As described above, hepcidin regulates the plasma iron level by internalization and degradation of ferroportin in enterocytes, hepatocytes, and macrophages [9, 10]. In addition, the hepcidin level increases in response to infection and it is an acute phase reactant induced by inflammation that shows antimicrobial activity [9, 10]. Therefore, an increase of the serum hepcidin-25 level in patients with metastatic RCC might prevent tumor cells from utilizing iron by upregulating tumor cell hepcidin as an anticancer mechanism, as well as showing antimicrobial activity if infection occures. It is likely that hepcidin plays multiple roles; e.g., hepcidin mRNA acts locally within tumors and promotes their metastatic poteintial, while hepcidin-25 also acts systemically to alleviate the tumor burden in response to the progression of RCC.

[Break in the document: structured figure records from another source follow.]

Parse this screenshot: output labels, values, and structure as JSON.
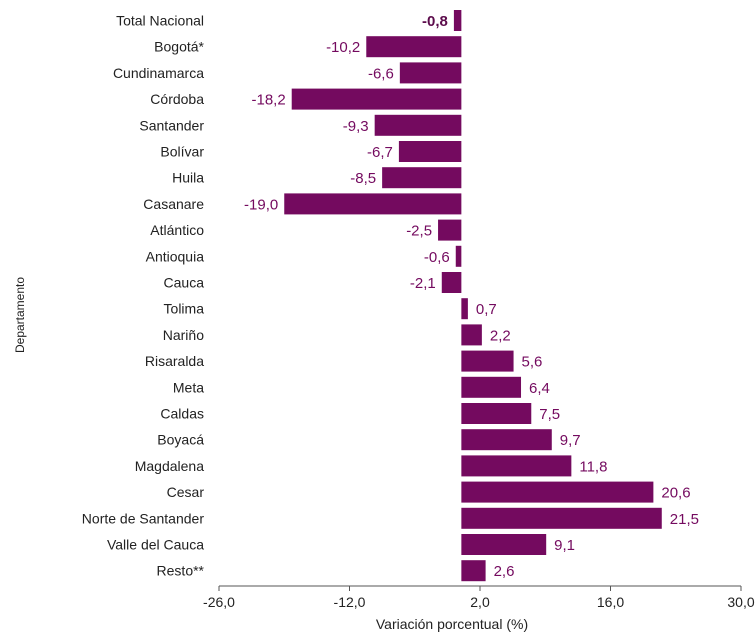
{
  "colors": {
    "bar": "#740a5f",
    "value_label": "#740a5f",
    "value_label_total": "#5c0c4c",
    "text": "#222222",
    "axis": "#555555"
  },
  "chart_data": {
    "type": "bar",
    "orientation": "horizontal",
    "categories": [
      "Total Nacional",
      "Bogotá*",
      "Cundinamarca",
      "Córdoba",
      "Santander",
      "Bolívar",
      "Huila",
      "Casanare",
      "Atlántico",
      "Antioquia",
      "Cauca",
      "Tolima",
      "Nariño",
      "Risaralda",
      "Meta",
      "Caldas",
      "Boyacá",
      "Magdalena",
      "Cesar",
      "Norte de Santander",
      "Valle del Cauca",
      "Resto**"
    ],
    "values": [
      -0.8,
      -10.2,
      -6.6,
      -18.2,
      -9.3,
      -6.7,
      -8.5,
      -19.0,
      -2.5,
      -0.6,
      -2.1,
      0.7,
      2.2,
      5.6,
      6.4,
      7.5,
      9.7,
      11.8,
      20.6,
      21.5,
      9.1,
      2.6
    ],
    "value_labels": [
      "-0,8",
      "-10,2",
      "-6,6",
      "-18,2",
      "-9,3",
      "-6,7",
      "-8,5",
      "-19,0",
      "-2,5",
      "-0,6",
      "-2,1",
      "0,7",
      "2,2",
      "5,6",
      "6,4",
      "7,5",
      "9,7",
      "11,8",
      "20,6",
      "21,5",
      "9,1",
      "2,6"
    ],
    "xlim": [
      -26,
      30
    ],
    "xticks": [
      -26,
      -12,
      2,
      16,
      30
    ],
    "xtick_labels": [
      "-26,0",
      "-12,0",
      "2,0",
      "16,0",
      "30,0"
    ],
    "xlabel": "Variación porcentual  (%)",
    "ylabel": "Departamento",
    "title": "",
    "grid": false,
    "legend": "none"
  }
}
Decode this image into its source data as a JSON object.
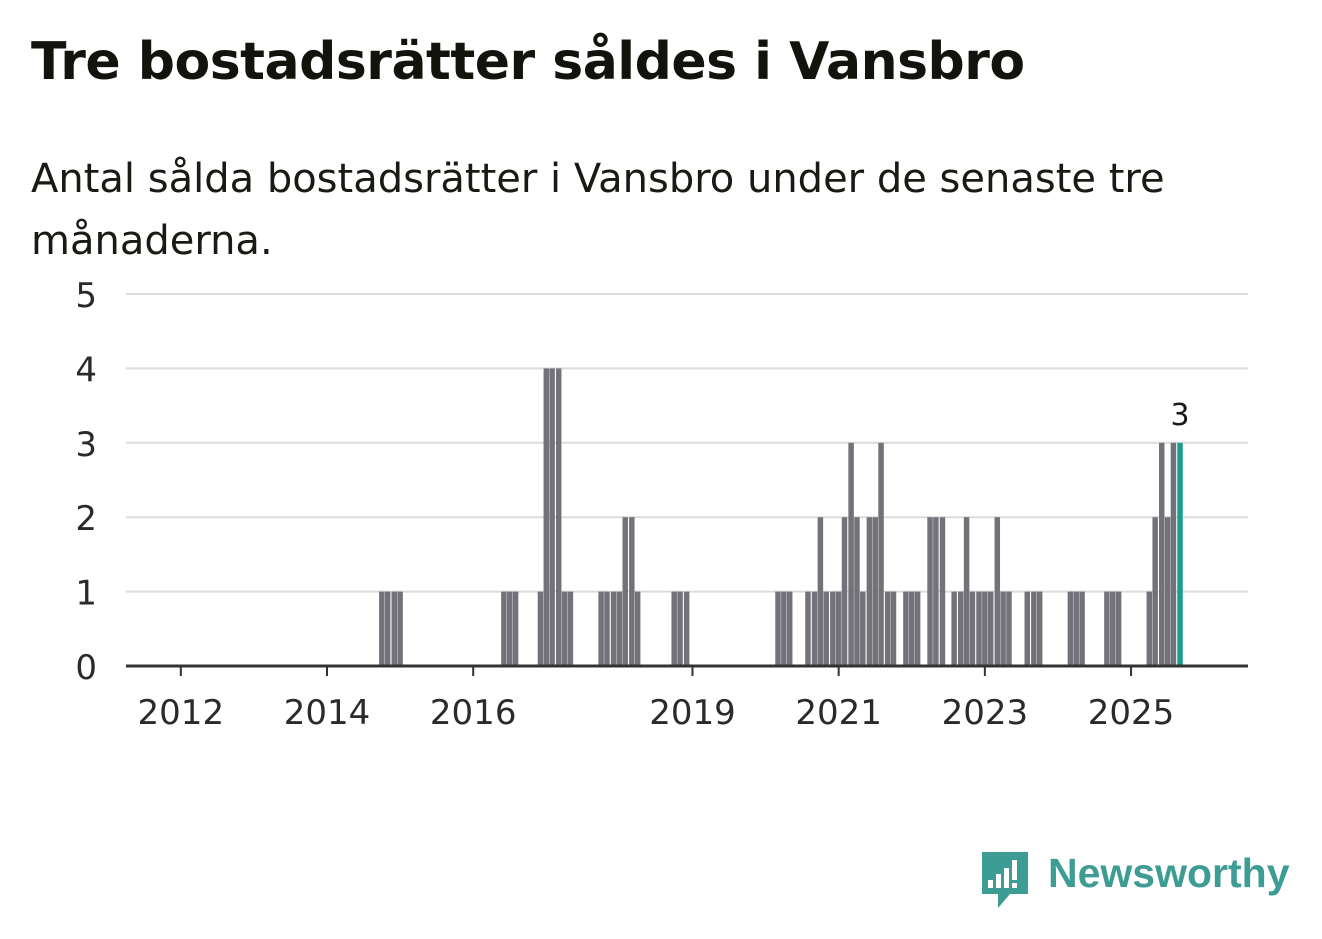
{
  "title": "Tre bostadsrätter såldes i Vansbro",
  "subtitle": "Antal sålda bostadsrätter i Vansbro under de senaste tre månaderna.",
  "brand": {
    "name": "Newsworthy",
    "color": "#3d9c93",
    "icon": "newsworthy-logo-icon"
  },
  "colors": {
    "bar": "#737279",
    "highlight": "#1a9c8f",
    "grid": "#dcdcdc",
    "axis": "#333333"
  },
  "chart_data": {
    "type": "bar",
    "title": "Tre bostadsrätter såldes i Vansbro",
    "subtitle": "Antal sålda bostadsrätter i Vansbro under de senaste tre månaderna.",
    "xlabel": "",
    "ylabel": "",
    "ylim": [
      0,
      5
    ],
    "yticks": [
      "0",
      "1",
      "2",
      "3",
      "4",
      "5"
    ],
    "xlim": [
      2011.25,
      2026.6
    ],
    "xticks": [
      {
        "label": "2012",
        "value": 2012
      },
      {
        "label": "2014",
        "value": 2014
      },
      {
        "label": "2016",
        "value": 2016
      },
      {
        "label": "2019",
        "value": 2019
      },
      {
        "label": "2021",
        "value": 2021
      },
      {
        "label": "2023",
        "value": 2023
      },
      {
        "label": "2025",
        "value": 2025
      }
    ],
    "bar_width": 0.075,
    "grid": true,
    "points": [
      {
        "x": 2014.75,
        "y": 1
      },
      {
        "x": 2014.83,
        "y": 1
      },
      {
        "x": 2014.92,
        "y": 1
      },
      {
        "x": 2015.0,
        "y": 1
      },
      {
        "x": 2016.42,
        "y": 1
      },
      {
        "x": 2016.5,
        "y": 1
      },
      {
        "x": 2016.58,
        "y": 1
      },
      {
        "x": 2016.92,
        "y": 1
      },
      {
        "x": 2017.0,
        "y": 4
      },
      {
        "x": 2017.08,
        "y": 4
      },
      {
        "x": 2017.17,
        "y": 4
      },
      {
        "x": 2017.25,
        "y": 1
      },
      {
        "x": 2017.33,
        "y": 1
      },
      {
        "x": 2017.75,
        "y": 1
      },
      {
        "x": 2017.83,
        "y": 1
      },
      {
        "x": 2017.92,
        "y": 1
      },
      {
        "x": 2018.0,
        "y": 1
      },
      {
        "x": 2018.08,
        "y": 2
      },
      {
        "x": 2018.17,
        "y": 2
      },
      {
        "x": 2018.25,
        "y": 1
      },
      {
        "x": 2018.75,
        "y": 1
      },
      {
        "x": 2018.83,
        "y": 1
      },
      {
        "x": 2018.92,
        "y": 1
      },
      {
        "x": 2020.17,
        "y": 1
      },
      {
        "x": 2020.25,
        "y": 1
      },
      {
        "x": 2020.33,
        "y": 1
      },
      {
        "x": 2020.58,
        "y": 1
      },
      {
        "x": 2020.67,
        "y": 1
      },
      {
        "x": 2020.75,
        "y": 2
      },
      {
        "x": 2020.83,
        "y": 1
      },
      {
        "x": 2020.92,
        "y": 1
      },
      {
        "x": 2021.0,
        "y": 1
      },
      {
        "x": 2021.08,
        "y": 2
      },
      {
        "x": 2021.17,
        "y": 3
      },
      {
        "x": 2021.25,
        "y": 2
      },
      {
        "x": 2021.33,
        "y": 1
      },
      {
        "x": 2021.42,
        "y": 2
      },
      {
        "x": 2021.5,
        "y": 2
      },
      {
        "x": 2021.58,
        "y": 3
      },
      {
        "x": 2021.67,
        "y": 1
      },
      {
        "x": 2021.75,
        "y": 1
      },
      {
        "x": 2021.92,
        "y": 1
      },
      {
        "x": 2022.0,
        "y": 1
      },
      {
        "x": 2022.08,
        "y": 1
      },
      {
        "x": 2022.25,
        "y": 2
      },
      {
        "x": 2022.33,
        "y": 2
      },
      {
        "x": 2022.42,
        "y": 2
      },
      {
        "x": 2022.58,
        "y": 1
      },
      {
        "x": 2022.67,
        "y": 1
      },
      {
        "x": 2022.75,
        "y": 2
      },
      {
        "x": 2022.83,
        "y": 1
      },
      {
        "x": 2022.92,
        "y": 1
      },
      {
        "x": 2023.0,
        "y": 1
      },
      {
        "x": 2023.08,
        "y": 1
      },
      {
        "x": 2023.17,
        "y": 2
      },
      {
        "x": 2023.25,
        "y": 1
      },
      {
        "x": 2023.33,
        "y": 1
      },
      {
        "x": 2023.58,
        "y": 1
      },
      {
        "x": 2023.67,
        "y": 1
      },
      {
        "x": 2023.75,
        "y": 1
      },
      {
        "x": 2024.17,
        "y": 1
      },
      {
        "x": 2024.25,
        "y": 1
      },
      {
        "x": 2024.33,
        "y": 1
      },
      {
        "x": 2024.67,
        "y": 1
      },
      {
        "x": 2024.75,
        "y": 1
      },
      {
        "x": 2024.83,
        "y": 1
      },
      {
        "x": 2025.25,
        "y": 1
      },
      {
        "x": 2025.33,
        "y": 2
      },
      {
        "x": 2025.42,
        "y": 3
      },
      {
        "x": 2025.5,
        "y": 2
      },
      {
        "x": 2025.58,
        "y": 3
      },
      {
        "x": 2025.67,
        "y": 3,
        "highlight": true,
        "label": "3"
      }
    ]
  }
}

Our study included a relatively small number of patients and the follow-up period was too short to draw definite conclusions regarding the possible relationship between the serum hepcidin-25 level or tumor hepcidin mRNA expression and the prognosis of RCC. However, our findings suggested that serum hepcidin-25 may be an indicator of metastasis and that an increase of hepcidin mRNA expression in RCC may be associated with metastatic potential. Accordingly, serum hepcidin-25 may be a useful prognostic indicator and there is a potential role of hepcidin in the metastasis of RCC. In the future, we should study hepcidin protein expression to strengthen our data about its role and carcinogenesis in metastasis. We should also define the downstream targets of hepcidin and study the expression or activity of such targets using cultured tumor cell lines or tissue samples.

Conclusion

This study showed that an elevated serum hepcidin-25 level is indicative of metastatic disease, while over expression of hepcidin mRNA in tumor tissue is associated with the metastatic potential of RCC.